- Years active: 2011-
- Known for: Music, Composing

= John Ballinger (musician) =

American composer

John Ballinger is a composer and multi-instrumentalist based in Los Angeles. He has enjoyed a wide-ranging theatrical, film, recording and live performance career worldwide, having recorded, performed, and/or toured with Rufus Wainwright, Van Dyke Parks, Tituss Burgess, The Lyris Quartet, Tracy Bonham, Pato Banton, Moira Smiley, The Dreaming Ferns/Rebecca Jordan, and Grant Gershon/L.A. Master Chorale.

Ballinger earned his BFA in music composition from California Institute of the Arts, where he studied privately with Arnold Schoenberg protégé Leonard Stein, Mel Powell, and Rand Steiger. He earned his Master of Music degree in Commercial Music Composition from CSULA studying with Steve Wight and Ross Levinson.

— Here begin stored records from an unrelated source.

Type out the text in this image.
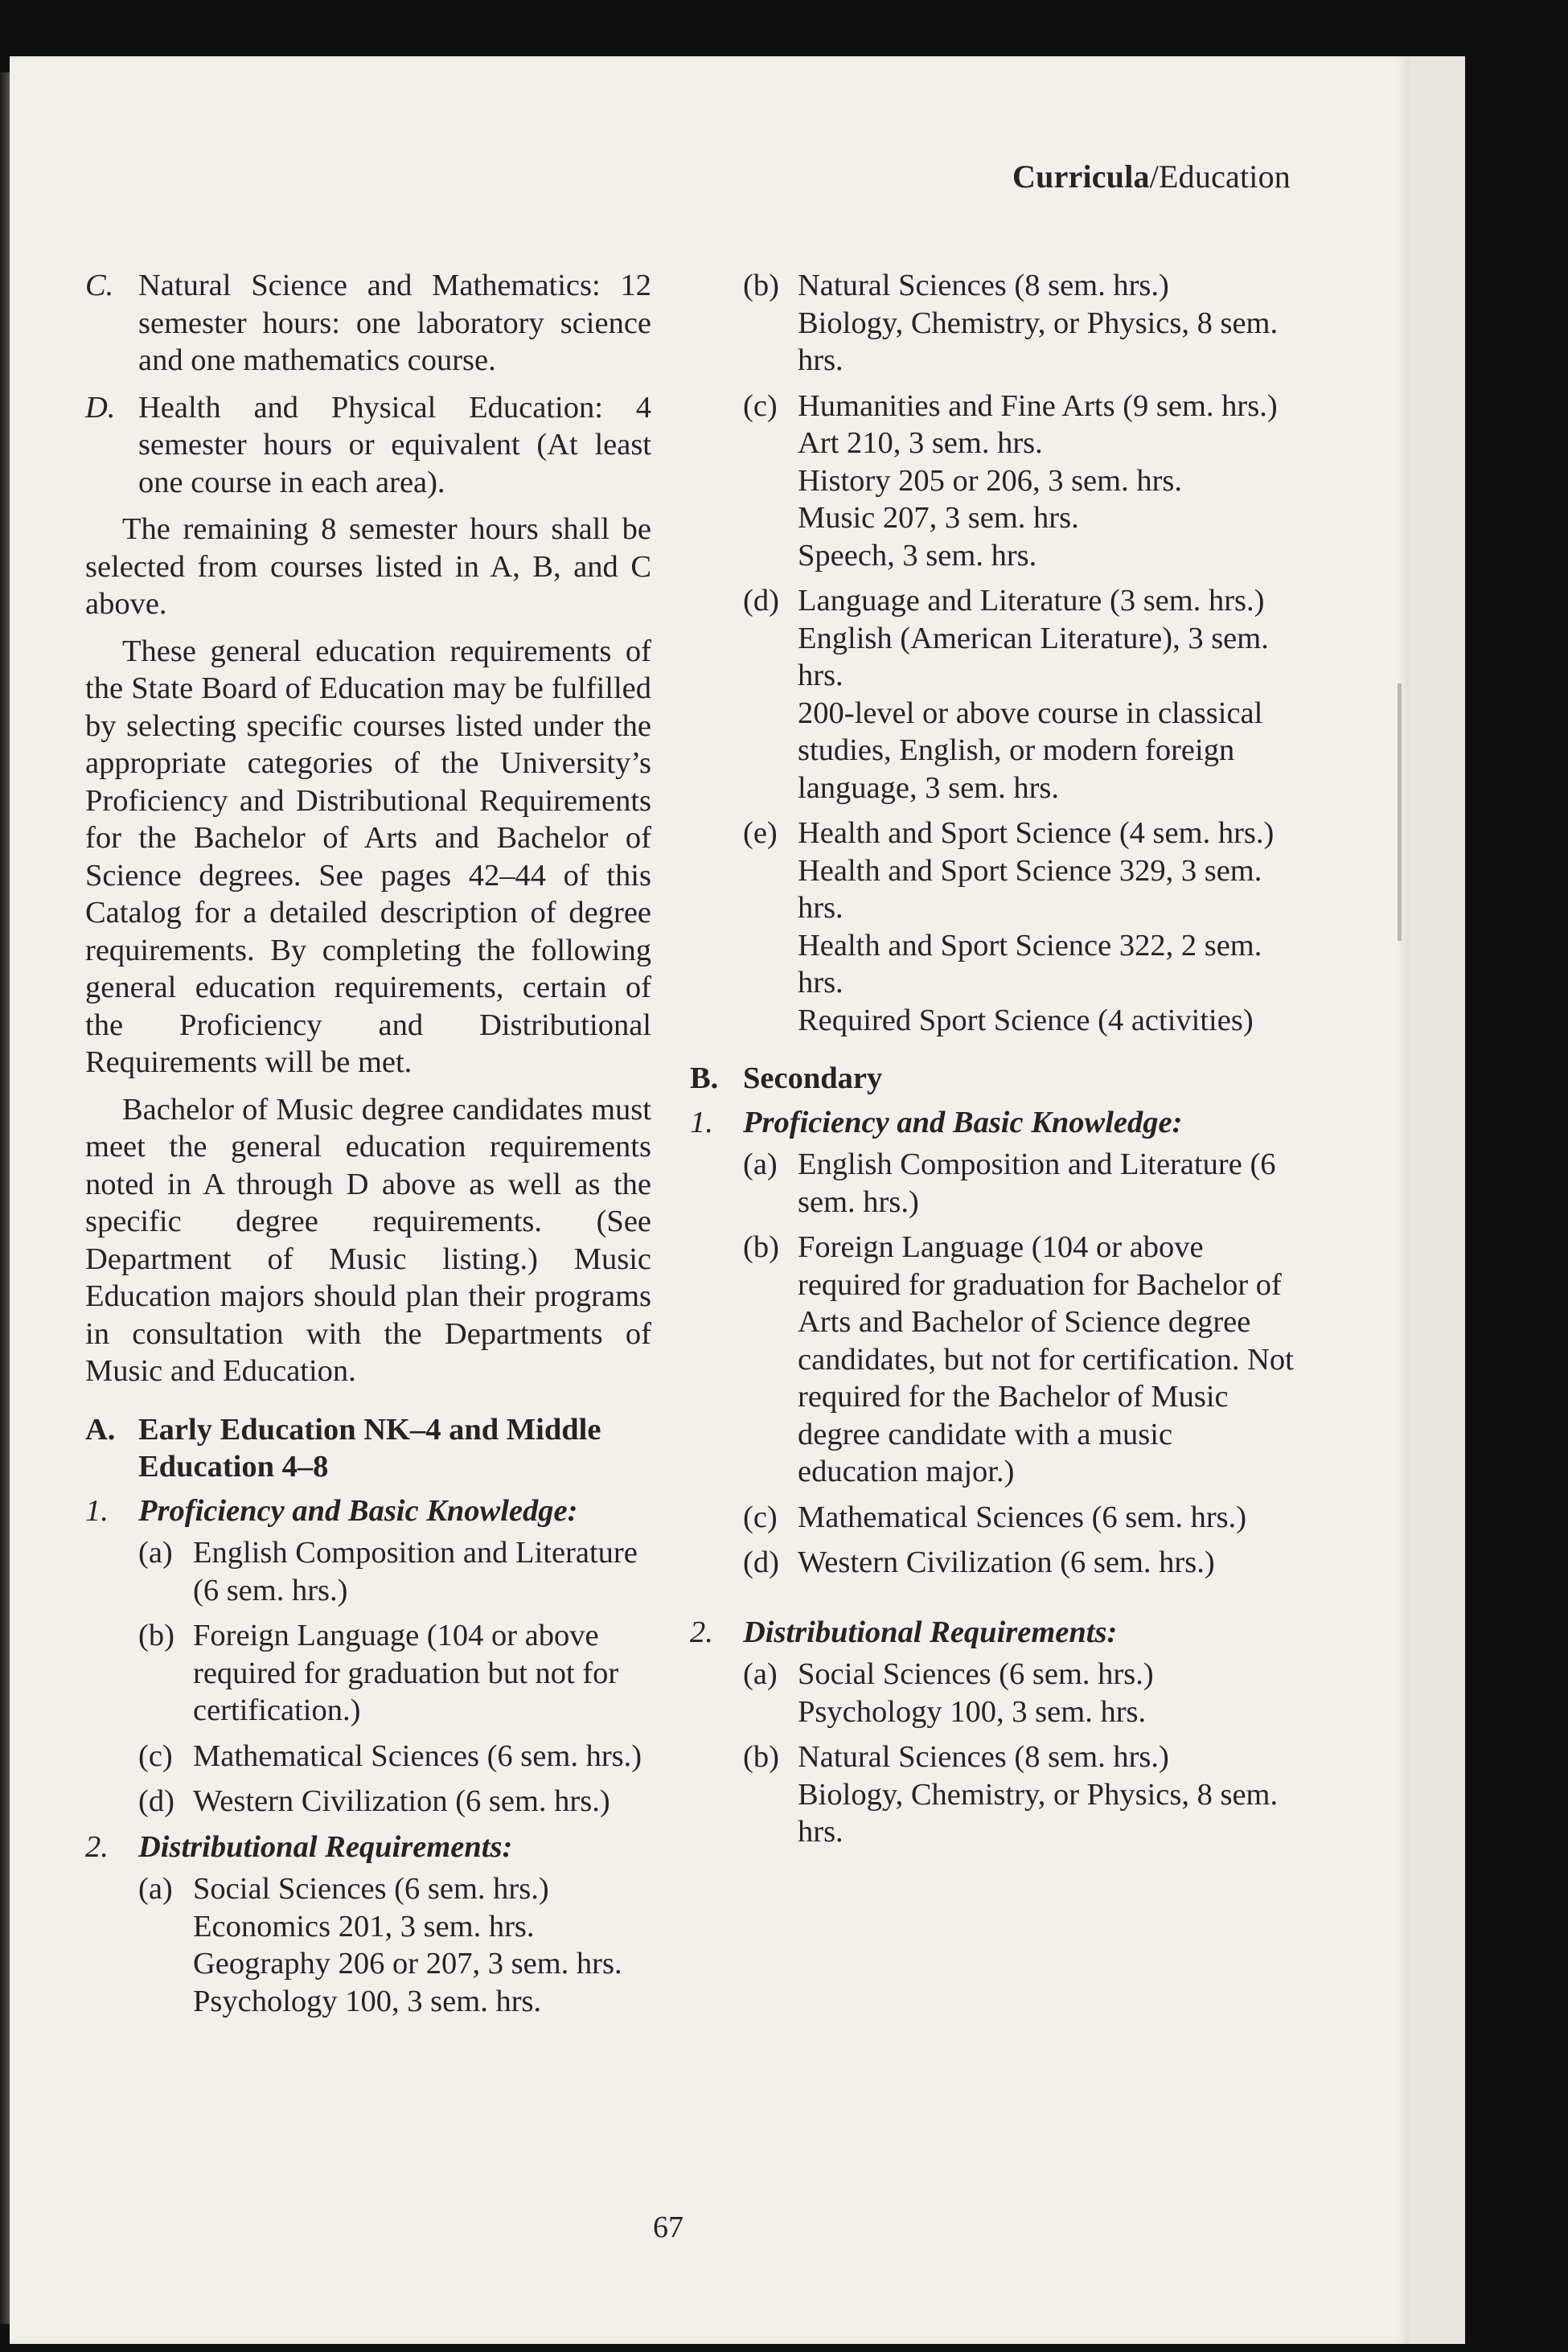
Curricula/Education
C. Natural Science and Mathematics: 12 semester hours: one laboratory science and one mathematics course.
D. Health and Physical Education: 4 semester hours or equivalent (At least one course in each area).

The remaining 8 semester hours shall be selected from courses listed in A, B, and C above.

These general education requirements of the State Board of Education may be fulfilled by selecting specific courses listed under the appropriate categories of the University’s Proficiency and Distributional Requirements for the Bachelor of Arts and Bachelor of Science degrees. See pages 42–44 of this Catalog for a detailed description of degree requirements. By completing the following general education requirements, certain of the Proficiency and Distributional Requirements will be met.

Bachelor of Music degree candidates must meet the general education requirements noted in A through D above as well as the specific degree requirements. (See Department of Music listing.) Music Education majors should plan their programs in consultation with the Departments of Music and Education.

A. Early Education NK–4 and Middle Education 4–8
1. Proficiency and Basic Knowledge:
(a) English Composition and Literature (6 sem. hrs.)
(b) Foreign Language (104 or above required for graduation but not for certification.)
(c) Mathematical Sciences (6 sem. hrs.)
(d) Western Civilization (6 sem. hrs.)
2. Distributional Requirements:
(a) Social Sciences (6 sem. hrs.)
Economics 201, 3 sem. hrs.
Geography 206 or 207, 3 sem. hrs.
Psychology 100, 3 sem. hrs.
(b) Natural Sciences (8 sem. hrs.)
Biology, Chemistry, or Physics, 8 sem. hrs.
(c) Humanities and Fine Arts (9 sem. hrs.)
Art 210, 3 sem. hrs.
History 205 or 206, 3 sem. hrs.
Music 207, 3 sem. hrs.
Speech, 3 sem. hrs.
(d) Language and Literature (3 sem. hrs.)
English (American Literature), 3 sem. hrs.
200-level or above course in classical studies, English, or modern foreign language, 3 sem. hrs.
(e) Health and Sport Science (4 sem. hrs.)
Health and Sport Science 329, 3 sem. hrs.
Health and Sport Science 322, 2 sem. hrs.
Required Sport Science (4 activities)
B. Secondary
1. Proficiency and Basic Knowledge:
(a) English Composition and Literature (6 sem. hrs.)
(b) Foreign Language (104 or above required for graduation for Bachelor of Arts and Bachelor of Science degree candidates, but not for certification. Not required for the Bachelor of Music degree candidate with a music education major.)
(c) Mathematical Sciences (6 sem. hrs.)
(d) Western Civilization (6 sem. hrs.)
2. Distributional Requirements:
(a) Social Sciences (6 sem. hrs.)
Psychology 100, 3 sem. hrs.
(b) Natural Sciences (8 sem. hrs.)
Biology, Chemistry, or Physics, 8 sem. hrs.
67
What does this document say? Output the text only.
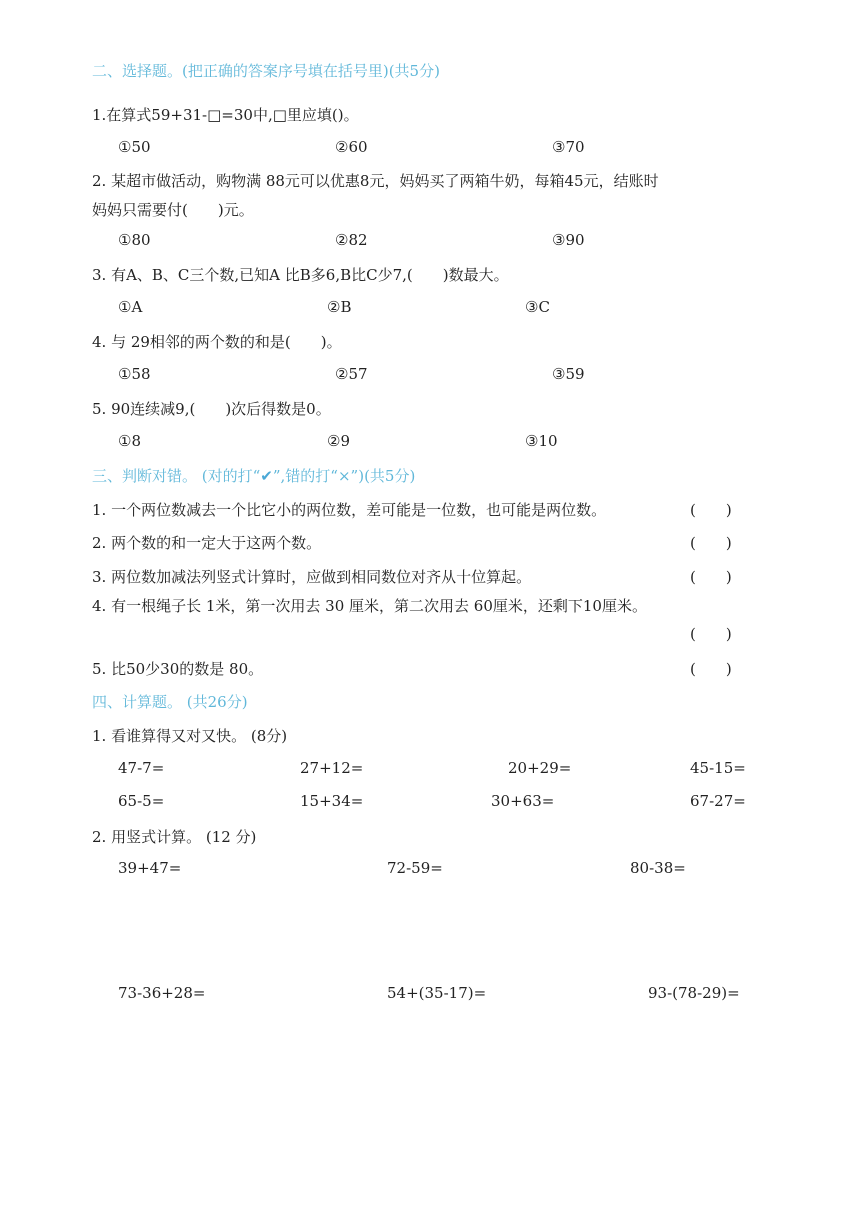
二、选择题。(把正确的答案序号填在括号里)(共5分)
1.在算式59+31-□=30中,□里应填()。
①50	②60	③70
2. 某超市做活动，购物满 88元可以优惠8元，妈妈买了两箱牛奶，每箱45元，结账时
妈妈只需要付(　　)元。
①80	②82	③90
3. 有A、B、C三个数,已知A 比B多6,B比C少7,(　　)数最大。
①A	②B	③C
4. 与 29相邻的两个数的和是(　　)。
①58	②57	③59
5. 90连续减9,(　　)次后得数是0。
①8	②9	③10
三、判断对错。 (对的打“✔”,错的打“×”)(共5分)
1. 一个两位数减去一个比它小的两位数，差可能是一位数，也可能是两位数。	(　　)
2. 两个数的和一定大于这两个数。	(　　)
3. 两位数加减法列竖式计算时，应做到相同数位对齐从十位算起。	(　　)
4. 有一根绳子长 1米，第一次用去 30 厘米，第二次用去 60厘米，还剩下10厘米。
(　　)
5. 比50少30的数是 80。	(　　)
四、计算题。 (共26分)
1. 看谁算得又对又快。 (8分)
47-7=	27+12=	20+29=	45-15=
65-5=	15+34=	30+63=	67-27=
2. 用竖式计算。 (12 分)
39+47=	72-59=	80-38=
73-36+28=	54+(35-17)=	93-(78-29)=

He recently composed the original score and songs for the independent feature film Life Support, written and directed by Larry Clarke and is currently arranging, producing, and performing on Susannah Blinkoff's album "Girl Gone Wilder" which is a collection of songs by Alec Wilder.

Ballinger was nominated for a 2015 Ovation Award for Best Musical Direction for his work on The Behavior of Broadus with the Sacred Fools Theater Company.